ReEXplore: Improving MLLMs for Embodied Exploration with Contextualized Retrospective Experience Replay
This addresses the challenge of efficient and robust embodied exploration for AI agents, though it is incremental as it builds on existing MLLM methods.
The paper tackled the problem of suboptimal exploration by MLLM-based embodied agents in new environments, proposing ReEXplore, a training-free framework that improved success rates and navigation efficiency by up to 3x over baselines.
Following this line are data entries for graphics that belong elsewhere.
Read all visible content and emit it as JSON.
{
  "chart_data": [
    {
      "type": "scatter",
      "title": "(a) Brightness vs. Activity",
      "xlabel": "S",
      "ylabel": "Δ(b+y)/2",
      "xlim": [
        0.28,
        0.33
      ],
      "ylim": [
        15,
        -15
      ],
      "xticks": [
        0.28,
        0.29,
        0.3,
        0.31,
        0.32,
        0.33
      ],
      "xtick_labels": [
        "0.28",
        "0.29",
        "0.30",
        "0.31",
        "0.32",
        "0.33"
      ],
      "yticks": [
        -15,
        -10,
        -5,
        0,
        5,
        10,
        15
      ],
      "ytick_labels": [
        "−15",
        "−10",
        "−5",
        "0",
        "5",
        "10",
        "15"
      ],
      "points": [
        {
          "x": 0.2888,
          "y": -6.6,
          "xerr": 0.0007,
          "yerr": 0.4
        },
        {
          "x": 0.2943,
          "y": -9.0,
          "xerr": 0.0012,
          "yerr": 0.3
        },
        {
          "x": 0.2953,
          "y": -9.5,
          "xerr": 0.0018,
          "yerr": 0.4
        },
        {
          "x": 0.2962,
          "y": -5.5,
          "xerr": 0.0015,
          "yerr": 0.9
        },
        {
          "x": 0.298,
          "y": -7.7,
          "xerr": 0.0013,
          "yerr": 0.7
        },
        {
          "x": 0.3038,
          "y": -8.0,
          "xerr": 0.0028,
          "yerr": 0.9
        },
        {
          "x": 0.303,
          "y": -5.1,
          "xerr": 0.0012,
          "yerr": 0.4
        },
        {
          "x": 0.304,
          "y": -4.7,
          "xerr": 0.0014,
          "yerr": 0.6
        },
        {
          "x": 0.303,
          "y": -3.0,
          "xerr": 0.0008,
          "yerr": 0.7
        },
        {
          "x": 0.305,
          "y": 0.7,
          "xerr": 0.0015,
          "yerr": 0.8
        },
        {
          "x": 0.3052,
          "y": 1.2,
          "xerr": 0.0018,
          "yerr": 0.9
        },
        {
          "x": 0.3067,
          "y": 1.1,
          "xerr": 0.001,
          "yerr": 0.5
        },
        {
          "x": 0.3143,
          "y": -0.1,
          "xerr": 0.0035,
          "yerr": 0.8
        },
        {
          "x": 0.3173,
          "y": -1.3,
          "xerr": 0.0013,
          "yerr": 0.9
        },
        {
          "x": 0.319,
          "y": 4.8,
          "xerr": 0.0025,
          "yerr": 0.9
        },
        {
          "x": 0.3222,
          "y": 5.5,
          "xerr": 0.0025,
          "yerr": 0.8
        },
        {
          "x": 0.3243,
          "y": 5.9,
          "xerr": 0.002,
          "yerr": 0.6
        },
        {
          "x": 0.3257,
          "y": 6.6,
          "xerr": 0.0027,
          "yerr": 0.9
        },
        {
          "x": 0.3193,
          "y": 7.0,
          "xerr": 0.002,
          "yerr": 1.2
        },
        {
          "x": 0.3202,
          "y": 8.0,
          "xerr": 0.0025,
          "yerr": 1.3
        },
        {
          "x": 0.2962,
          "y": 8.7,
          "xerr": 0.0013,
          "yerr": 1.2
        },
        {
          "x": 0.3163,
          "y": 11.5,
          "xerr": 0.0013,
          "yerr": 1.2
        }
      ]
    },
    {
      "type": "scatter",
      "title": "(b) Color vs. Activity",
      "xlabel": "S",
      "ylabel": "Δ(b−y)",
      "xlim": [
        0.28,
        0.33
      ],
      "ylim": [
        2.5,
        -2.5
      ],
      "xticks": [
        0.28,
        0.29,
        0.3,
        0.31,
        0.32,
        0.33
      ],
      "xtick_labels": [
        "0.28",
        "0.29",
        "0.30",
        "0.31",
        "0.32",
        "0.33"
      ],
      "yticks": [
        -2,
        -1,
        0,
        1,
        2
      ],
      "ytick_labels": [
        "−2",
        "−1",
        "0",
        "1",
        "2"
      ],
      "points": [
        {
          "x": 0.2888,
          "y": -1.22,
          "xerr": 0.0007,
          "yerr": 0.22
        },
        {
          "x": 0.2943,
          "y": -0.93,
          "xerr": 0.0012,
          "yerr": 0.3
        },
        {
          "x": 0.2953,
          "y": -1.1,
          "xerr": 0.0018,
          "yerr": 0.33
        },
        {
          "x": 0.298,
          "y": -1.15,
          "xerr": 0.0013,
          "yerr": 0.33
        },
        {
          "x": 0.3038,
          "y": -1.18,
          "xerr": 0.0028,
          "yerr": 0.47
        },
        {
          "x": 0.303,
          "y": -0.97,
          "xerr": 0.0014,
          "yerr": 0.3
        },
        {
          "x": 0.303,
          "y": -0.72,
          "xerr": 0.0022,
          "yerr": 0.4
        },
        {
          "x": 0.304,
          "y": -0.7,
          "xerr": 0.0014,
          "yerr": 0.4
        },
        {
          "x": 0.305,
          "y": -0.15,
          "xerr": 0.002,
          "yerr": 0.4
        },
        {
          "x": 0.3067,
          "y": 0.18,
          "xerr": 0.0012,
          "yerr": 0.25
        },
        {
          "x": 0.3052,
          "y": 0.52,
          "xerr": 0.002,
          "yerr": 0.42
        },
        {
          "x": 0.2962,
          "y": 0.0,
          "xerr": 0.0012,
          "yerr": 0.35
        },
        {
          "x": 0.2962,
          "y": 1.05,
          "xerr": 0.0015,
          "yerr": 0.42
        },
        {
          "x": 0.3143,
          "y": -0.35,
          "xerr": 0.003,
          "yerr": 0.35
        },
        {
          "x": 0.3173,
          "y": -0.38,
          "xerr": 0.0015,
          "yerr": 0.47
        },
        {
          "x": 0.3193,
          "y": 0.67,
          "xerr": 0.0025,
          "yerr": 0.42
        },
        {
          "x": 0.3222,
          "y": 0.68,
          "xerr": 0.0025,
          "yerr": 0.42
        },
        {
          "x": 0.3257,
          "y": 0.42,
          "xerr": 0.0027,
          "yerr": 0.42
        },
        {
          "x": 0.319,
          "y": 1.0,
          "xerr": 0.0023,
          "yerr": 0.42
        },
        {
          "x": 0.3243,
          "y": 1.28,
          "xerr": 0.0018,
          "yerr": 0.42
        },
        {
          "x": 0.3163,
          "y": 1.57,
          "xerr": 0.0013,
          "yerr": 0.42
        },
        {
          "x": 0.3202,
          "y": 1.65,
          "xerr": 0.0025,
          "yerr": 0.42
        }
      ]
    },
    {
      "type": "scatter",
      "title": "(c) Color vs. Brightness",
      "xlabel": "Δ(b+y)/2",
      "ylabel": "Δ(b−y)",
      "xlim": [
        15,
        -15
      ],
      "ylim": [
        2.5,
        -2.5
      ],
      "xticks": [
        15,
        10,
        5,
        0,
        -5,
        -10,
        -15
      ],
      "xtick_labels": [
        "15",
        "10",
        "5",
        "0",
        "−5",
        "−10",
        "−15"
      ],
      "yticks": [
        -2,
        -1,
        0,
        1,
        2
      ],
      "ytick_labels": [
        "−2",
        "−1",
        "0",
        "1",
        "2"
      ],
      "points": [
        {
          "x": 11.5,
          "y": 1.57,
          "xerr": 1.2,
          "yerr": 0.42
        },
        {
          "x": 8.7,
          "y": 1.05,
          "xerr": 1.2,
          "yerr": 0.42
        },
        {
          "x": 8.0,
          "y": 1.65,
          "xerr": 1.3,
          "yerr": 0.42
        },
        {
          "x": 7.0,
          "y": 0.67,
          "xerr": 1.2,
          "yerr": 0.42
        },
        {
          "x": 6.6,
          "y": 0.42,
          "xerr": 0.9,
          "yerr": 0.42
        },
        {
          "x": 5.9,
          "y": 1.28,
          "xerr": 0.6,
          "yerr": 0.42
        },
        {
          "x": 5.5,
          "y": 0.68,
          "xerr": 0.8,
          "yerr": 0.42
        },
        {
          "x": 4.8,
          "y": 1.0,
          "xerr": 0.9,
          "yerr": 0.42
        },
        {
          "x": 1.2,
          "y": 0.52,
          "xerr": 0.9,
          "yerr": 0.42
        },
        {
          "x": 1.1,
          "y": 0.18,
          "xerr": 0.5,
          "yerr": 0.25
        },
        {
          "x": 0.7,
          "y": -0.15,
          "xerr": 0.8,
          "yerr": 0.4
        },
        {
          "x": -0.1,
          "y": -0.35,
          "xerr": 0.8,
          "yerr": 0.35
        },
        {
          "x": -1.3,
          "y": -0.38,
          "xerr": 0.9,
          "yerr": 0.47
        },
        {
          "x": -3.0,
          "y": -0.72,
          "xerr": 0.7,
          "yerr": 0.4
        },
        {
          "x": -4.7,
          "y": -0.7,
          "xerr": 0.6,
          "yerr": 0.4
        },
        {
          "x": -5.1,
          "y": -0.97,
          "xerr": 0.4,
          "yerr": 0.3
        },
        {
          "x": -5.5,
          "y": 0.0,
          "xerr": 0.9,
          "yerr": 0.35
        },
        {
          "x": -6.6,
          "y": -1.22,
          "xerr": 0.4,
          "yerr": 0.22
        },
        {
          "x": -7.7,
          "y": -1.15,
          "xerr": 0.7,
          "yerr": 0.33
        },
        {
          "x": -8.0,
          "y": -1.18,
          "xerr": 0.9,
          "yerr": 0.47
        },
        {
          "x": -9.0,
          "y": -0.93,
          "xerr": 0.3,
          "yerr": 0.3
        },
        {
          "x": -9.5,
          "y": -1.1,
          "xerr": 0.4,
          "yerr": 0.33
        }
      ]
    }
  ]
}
Embodied exploration is a target-driven process that requires embodied agents to possess fine-grained perception and knowledge-enhanced decision making. While recent attempts leverage MLLMs for exploration due to their strong perceptual and reasoning abilities, we find that MLLM-based embodied agents remain suboptimal in exploring new environments: (i) they rely on profound but stale pre-trained knowledge, (ii) training-based approaches such as imitation learning or reinforcement learning are expensive for long-horizon tasks with sparse outcome rewards, and (iii) frontier-based exploration yields a large, visually nuanced action space that is difficult for MLLMs to make reliable decisions. We address these challenges with ReEXplore, a training-free framework that performs retrospective experience replay to inject distilled, abstract experience at inference time, and hierarchical frontier selection to decompose frontier ranking into coarse-to-fine decisions. Our approach enables robust, traceable, and efficient exploration. Across multiple embodied exploration benchmarks, ReEXplore yields great improvements over strong MLLM baselines, up to 3x higher performance in both success rate and in navigation efficiency under open-source backbones.